Atop Hawk Mountain, Pa., 2010
Photo by R.E. Berg-Andersson

Sunday, October 7, 2012

Flipping the Bird

When I’m out in the field birding, I run into a lot of nice people. They ask what I’m looking at. Sometimes they point out things I don’t see. We may talk shop, we may not.

If they have a spotting scope, they offer to let me look through it. One couple - at an industrial area in Salisbury, Md., that was drawing a lot of grassland birds one recent September - not only let us look through the scope but identified the birds we were seeing (I’m as bad identifying grassland birds as I am shorebirds).

When we are standing and looking at birds - whether at Sandy Hook’s Spermacetti Cove or Scherman Hoffman’s hawk platform - there are people who are friendly and who enhance the birdwatching experience.

But as in real life, there are also jerks.

These are the stupid people out there in the field who do a lot of stupid things.

*They will leave the trail, like the lady in this photo taken a few years ago in Massachusetts.

I was on the trail when I photographed her. She was walking alongside some deep water, likely the Concord River or a tributary. She was walking over a lot of downed tree limbs. We watched her to see how far she’d go, and whether she’d fall into the water. Luckily, she didn’t fall in and ran into enough brush that she was forced back to the trail.

Recently, at Sandy Hook’s Plum Island, my husband and I saw two guys with cameras - huge, gunlike lenses - walking ahead of us. One of them left the trail and was walking in the long marsh grass, in the mud, looking for something to photograph.

I don’t know what he was looking for when he was trampling the marsh but he spooked two black ducks out of hiding into the water. That didn’t interest them enough to use their cameras. Maybe they didn't even see them.

I’m sure the ducks were relieved the peregrine falcon that had been flying over the area most of the afternoon wasn‘t around at the time.

*They use recorded devices.

If you play a recording of a singing male bird, there is a great likelihood a real bird of the same species will fly in to defend his territory. It will get stressed. It may even attack you. That’s bad enough when it’s something small, like a Bicknell’s thrush.

But if it’s an owl, watch out. In bird etiquette, you do not stress out a roosting owl during the day. In my book, you don’t use tapes to draw owls even at night.

*They will do anything for a picture.

Some people use their big lenses to stay in the background and get the picture, blowing it up in the editing. Some, however, will trample the ground like elephants, rush the bird, push you out of the way for that picture.
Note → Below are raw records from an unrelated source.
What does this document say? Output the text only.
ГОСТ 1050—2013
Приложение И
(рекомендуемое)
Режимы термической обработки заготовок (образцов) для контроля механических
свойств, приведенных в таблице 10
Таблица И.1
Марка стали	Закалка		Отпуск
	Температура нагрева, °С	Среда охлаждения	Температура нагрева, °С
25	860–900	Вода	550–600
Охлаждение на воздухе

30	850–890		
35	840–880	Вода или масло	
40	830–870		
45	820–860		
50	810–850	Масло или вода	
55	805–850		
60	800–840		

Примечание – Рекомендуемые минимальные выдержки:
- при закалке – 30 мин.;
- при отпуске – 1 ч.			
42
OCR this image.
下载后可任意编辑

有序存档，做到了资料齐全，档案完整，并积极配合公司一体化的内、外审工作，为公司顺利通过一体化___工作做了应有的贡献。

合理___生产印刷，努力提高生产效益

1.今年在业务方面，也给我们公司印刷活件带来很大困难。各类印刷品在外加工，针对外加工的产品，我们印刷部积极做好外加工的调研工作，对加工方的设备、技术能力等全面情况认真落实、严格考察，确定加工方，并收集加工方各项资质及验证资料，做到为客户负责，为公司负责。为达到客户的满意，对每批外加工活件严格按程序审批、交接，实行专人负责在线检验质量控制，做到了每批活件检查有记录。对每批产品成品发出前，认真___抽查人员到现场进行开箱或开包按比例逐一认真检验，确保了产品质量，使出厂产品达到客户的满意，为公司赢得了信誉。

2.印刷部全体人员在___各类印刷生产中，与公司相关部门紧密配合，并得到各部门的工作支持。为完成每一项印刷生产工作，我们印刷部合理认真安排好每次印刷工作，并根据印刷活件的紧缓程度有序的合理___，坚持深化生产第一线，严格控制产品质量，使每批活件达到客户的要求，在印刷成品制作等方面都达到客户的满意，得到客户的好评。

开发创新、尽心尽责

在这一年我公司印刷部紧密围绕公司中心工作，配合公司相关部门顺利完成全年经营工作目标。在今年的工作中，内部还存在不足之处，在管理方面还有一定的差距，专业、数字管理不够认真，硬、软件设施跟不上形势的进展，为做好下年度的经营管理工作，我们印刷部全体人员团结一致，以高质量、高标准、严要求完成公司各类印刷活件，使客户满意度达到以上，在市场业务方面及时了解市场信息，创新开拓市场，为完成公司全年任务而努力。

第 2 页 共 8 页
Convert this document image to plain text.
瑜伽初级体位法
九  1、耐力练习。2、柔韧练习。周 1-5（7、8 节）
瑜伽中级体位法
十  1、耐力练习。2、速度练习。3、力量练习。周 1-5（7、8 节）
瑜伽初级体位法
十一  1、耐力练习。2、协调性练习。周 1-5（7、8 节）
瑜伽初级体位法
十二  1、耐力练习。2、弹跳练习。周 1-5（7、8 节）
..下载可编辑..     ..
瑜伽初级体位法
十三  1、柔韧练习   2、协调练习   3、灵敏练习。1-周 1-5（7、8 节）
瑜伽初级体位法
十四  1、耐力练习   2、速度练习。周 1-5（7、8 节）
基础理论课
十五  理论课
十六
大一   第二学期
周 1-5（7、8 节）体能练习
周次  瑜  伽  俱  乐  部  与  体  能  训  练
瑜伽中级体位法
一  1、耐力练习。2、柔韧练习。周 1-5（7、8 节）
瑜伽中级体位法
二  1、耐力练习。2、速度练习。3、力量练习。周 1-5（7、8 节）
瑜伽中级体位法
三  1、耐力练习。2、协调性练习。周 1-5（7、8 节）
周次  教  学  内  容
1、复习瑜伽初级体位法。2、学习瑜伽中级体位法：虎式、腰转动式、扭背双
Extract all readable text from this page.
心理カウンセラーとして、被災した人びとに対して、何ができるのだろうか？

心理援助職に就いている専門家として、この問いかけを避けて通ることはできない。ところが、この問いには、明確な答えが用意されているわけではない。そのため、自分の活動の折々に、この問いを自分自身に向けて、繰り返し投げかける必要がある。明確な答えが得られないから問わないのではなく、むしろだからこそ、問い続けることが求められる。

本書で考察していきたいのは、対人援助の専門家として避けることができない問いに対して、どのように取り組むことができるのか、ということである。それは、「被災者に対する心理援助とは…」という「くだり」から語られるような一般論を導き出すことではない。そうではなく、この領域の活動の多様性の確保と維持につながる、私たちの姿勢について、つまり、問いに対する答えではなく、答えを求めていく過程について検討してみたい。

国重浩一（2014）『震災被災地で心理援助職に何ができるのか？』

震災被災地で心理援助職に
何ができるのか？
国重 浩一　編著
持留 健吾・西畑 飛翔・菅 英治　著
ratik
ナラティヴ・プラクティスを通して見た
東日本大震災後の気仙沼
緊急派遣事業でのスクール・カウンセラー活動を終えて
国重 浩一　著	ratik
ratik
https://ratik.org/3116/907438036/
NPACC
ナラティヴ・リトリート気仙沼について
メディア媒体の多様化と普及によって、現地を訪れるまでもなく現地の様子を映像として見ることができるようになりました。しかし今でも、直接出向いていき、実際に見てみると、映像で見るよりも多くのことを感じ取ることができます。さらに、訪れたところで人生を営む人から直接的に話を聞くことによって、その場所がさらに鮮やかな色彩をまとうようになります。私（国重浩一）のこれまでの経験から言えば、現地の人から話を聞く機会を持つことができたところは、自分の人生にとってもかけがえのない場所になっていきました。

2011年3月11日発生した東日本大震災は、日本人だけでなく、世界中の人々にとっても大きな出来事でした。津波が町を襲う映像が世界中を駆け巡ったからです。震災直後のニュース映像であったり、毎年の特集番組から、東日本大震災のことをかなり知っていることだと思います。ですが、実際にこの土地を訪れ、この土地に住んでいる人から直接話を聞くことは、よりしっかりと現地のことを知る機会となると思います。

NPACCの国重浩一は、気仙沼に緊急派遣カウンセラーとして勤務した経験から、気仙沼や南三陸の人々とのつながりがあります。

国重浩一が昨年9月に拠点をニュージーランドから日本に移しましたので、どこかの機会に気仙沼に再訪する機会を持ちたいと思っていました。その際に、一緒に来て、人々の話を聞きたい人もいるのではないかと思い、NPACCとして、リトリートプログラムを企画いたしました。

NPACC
I’ve written before about the people who put their lenses practically in the faces of the roosting long-earred owls found by others a few years ago. When a rare boreal owl was found roosting near Tavern on the Green in New York City's Central Park during the 2004 Christmas Bird Count, many people came to photograph it. They stood a respectful distance from the base of the tree, used their long lenses and took their pictures.

But when a guy showed up early in 2005 with his camera, he wanted a perfect shot. Boreal owls are hard to see sometimes. So this guy used a bright flash for his pictures, despite the birders yelling at him to stop.

The next day, the owl was gone, either to another part of the park or another part of the state. Maybe it was coincidence. I hope it survived the trip. It left behind a lot of angry birders.

A lot of owls have been found in Central Park since then, but not boreal owls.

These jerks will also trespass. There are many stories. If you look on the birding lists you’ll frequently see the complaints from other birders as well as exhortations not to block roads, to respect private property, not to cross fences, etc.

There’s a reason for these exhortations. A lot of birders simply don’t respect private property. Maybe it’s because they consider themselves photographers rather than birders. With smartphone cameras and mini-SLR cameras, everyone think they're a world-class photographer, a paparazzi of birds.

The town of Piermont, NY, was overwhelmed by people coming from hundreds of miles around one winter when a juvenile snowy owl took up residence on a post in the town harbor. Same for the town of Montgomery, NY, when the grasses in a particular park field were trampled after a sedge wren was found.

If I was a homeowner and I had something extraordinary at my feeders, I would tell no one. My little lawn and my little street in my little town would be overwhelmed.

*They won’t tell you what they are seeing.

You see people with their binoculars focused on something. Birding etiquette says you walk up, focus your binoculars on the general area, try to see what they’re seeing, then ask.

Sometimes you see what they see, and you mention it for confirmation. Sometimes you can’t see what they see and when you ask they answer, even if they are thinking “I had to work for this. So should you.”

The jerks put down their binoculars and walk away.

That’s ok. It only makes me work harder to find what they saw, and more.

So when we meet in the field, let's be friendly. Let us bird in fellowship. Let us share stories and information and, most important, respect the birds and each other.

Otherwise, I'll be flipping you the bird and notifying the authorities.